Common failure modes and how this solves them
Failure 1: The agent declares completion too early → Create a list of 200+ features and force verification one by one
Failure 2: Bugs remain in the environment but aren’t recorded → Force writing to git + a progress file
Failure 3: Features are marked done prematurely → Require self-verification via Puppeteer before marking complete
Failure 4: The agent wastes time figuring out how to start the app → Provide an init.sh script so it’s one command to bootstrap
The article even notes that with the strongest Claude Opus 4.5, “out of the box” still can’t build a production-grade web app across multiple context windows—unless you adopt this structured method.
It’s not the model—it’s the engineering workflow
When I saw this architecture, my first reaction was: isn’t this exactly what SDD has been emphasizing?
- Turn fuzzy requirements into a structured feature list → we call this PRD
- Build state tracking → we use git + progress files
- Ensure every iteration is verifiable → we use QA acceptance workflows
The difference is: humans do it manually; they make the AI do it.
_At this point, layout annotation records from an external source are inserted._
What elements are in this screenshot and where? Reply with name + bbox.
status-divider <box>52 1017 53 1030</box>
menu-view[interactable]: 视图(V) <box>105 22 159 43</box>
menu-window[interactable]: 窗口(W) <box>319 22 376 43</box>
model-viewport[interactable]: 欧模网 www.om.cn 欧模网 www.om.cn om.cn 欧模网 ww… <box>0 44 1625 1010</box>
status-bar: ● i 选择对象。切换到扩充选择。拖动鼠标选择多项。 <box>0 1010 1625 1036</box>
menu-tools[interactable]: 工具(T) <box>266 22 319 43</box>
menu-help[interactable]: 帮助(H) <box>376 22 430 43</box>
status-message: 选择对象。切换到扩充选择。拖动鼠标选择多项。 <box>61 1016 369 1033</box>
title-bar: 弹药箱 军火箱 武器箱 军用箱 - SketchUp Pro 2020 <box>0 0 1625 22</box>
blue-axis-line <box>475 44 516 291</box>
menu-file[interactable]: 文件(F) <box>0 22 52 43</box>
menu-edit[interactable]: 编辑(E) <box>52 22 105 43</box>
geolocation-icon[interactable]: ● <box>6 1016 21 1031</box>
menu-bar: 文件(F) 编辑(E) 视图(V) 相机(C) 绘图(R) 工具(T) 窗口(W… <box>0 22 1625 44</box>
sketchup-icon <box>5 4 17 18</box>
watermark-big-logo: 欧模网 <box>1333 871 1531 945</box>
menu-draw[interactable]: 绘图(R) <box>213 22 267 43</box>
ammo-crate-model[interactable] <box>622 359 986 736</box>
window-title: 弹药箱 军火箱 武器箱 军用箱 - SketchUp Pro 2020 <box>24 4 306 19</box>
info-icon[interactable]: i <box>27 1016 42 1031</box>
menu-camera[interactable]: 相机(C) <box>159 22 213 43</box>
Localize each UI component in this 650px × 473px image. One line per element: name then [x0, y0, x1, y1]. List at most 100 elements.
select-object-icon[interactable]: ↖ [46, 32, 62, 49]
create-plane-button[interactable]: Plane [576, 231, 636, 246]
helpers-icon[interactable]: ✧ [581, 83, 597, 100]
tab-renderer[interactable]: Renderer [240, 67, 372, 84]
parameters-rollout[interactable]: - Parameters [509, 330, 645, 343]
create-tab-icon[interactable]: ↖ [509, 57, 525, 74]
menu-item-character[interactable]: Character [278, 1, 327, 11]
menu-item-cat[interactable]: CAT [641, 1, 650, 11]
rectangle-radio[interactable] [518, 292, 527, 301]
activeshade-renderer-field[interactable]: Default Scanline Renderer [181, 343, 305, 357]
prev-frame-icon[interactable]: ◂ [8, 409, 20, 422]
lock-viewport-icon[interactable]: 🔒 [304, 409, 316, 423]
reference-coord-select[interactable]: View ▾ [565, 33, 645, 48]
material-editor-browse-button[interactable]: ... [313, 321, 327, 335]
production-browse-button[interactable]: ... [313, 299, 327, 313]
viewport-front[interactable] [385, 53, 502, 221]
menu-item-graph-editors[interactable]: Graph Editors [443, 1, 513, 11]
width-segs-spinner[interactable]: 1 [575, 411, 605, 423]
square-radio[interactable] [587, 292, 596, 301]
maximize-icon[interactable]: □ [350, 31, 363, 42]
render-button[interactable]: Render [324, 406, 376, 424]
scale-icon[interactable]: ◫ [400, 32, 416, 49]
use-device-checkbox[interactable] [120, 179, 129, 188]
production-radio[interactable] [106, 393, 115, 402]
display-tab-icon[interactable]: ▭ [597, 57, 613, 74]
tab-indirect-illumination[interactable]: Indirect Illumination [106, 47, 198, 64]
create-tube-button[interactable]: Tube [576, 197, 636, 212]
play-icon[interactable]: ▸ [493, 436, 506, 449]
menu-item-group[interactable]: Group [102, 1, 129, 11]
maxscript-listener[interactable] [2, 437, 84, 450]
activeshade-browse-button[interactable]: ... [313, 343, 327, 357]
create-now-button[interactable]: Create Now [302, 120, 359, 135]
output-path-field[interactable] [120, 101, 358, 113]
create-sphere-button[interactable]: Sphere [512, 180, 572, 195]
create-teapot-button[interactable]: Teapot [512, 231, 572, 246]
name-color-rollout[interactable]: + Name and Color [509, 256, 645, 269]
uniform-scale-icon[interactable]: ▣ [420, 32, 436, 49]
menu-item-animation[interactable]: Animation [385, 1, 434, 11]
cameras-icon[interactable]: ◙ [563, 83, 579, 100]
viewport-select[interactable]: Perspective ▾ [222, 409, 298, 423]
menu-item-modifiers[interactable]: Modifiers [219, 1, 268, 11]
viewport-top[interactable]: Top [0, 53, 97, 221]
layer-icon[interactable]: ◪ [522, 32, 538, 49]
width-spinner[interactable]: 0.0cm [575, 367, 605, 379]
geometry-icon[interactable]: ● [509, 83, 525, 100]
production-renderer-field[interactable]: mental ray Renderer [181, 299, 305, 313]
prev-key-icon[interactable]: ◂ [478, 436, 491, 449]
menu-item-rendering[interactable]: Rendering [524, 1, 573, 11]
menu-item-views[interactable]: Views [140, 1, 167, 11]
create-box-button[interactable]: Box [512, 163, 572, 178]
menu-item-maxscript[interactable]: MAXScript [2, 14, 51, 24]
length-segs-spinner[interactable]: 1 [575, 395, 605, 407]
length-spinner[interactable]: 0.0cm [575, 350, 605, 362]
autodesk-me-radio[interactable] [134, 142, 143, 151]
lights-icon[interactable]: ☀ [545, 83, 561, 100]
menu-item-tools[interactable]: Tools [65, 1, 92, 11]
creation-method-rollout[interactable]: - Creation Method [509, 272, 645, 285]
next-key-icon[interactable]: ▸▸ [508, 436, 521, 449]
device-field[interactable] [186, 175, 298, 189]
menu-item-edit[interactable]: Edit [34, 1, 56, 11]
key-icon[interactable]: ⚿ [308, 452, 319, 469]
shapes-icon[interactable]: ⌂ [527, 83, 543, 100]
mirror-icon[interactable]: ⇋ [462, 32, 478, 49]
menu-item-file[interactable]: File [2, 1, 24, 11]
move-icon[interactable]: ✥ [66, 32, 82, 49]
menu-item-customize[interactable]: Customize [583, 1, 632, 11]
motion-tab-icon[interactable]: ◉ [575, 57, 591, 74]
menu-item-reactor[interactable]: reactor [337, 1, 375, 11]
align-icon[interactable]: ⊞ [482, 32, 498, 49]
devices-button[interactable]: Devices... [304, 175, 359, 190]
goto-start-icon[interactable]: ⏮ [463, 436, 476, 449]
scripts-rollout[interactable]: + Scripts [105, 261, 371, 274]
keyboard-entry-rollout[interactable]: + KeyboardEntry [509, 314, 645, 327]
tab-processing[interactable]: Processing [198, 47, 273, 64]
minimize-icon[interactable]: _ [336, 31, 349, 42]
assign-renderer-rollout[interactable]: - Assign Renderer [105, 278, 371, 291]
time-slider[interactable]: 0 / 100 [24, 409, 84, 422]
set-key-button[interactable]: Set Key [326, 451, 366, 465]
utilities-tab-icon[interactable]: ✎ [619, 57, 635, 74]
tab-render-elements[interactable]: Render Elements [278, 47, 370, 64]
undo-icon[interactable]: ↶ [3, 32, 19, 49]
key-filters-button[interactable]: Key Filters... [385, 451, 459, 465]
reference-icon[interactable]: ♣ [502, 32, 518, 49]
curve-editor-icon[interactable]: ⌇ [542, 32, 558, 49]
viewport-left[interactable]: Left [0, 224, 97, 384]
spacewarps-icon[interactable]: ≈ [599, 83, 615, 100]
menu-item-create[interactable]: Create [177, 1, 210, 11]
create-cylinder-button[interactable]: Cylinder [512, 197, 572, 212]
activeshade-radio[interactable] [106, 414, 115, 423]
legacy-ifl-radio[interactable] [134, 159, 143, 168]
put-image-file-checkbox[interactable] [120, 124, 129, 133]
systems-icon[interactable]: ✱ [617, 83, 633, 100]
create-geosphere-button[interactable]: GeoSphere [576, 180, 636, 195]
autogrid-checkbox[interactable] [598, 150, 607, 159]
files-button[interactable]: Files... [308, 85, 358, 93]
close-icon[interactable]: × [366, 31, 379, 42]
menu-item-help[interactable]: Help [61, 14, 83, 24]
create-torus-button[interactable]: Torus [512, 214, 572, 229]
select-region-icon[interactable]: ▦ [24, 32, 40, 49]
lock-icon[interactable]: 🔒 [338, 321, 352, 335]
But the core insight is the same:
Long-running task success isn’t about how strong the model is, but whether you have a structured workflow that can carry context forward.
Key takeaways

- The bottleneck in long-running tasks is workflow design, not model capability
- Dual agents are “division of labor”: one lays foundations, one iterates
- Structured state recording is the key to cross-session collaboration
- End-to-end testing is required every iteration
- We may soon see Test Agents, QA Agents, Documentation Agents—forming an “AI engineering team”
In the next agent era, the breakthrough may not be bigger models, but a breakthrough in AI agent engineering methodology. That’s also why I’ve been focused on writing technical articles about agent workflows.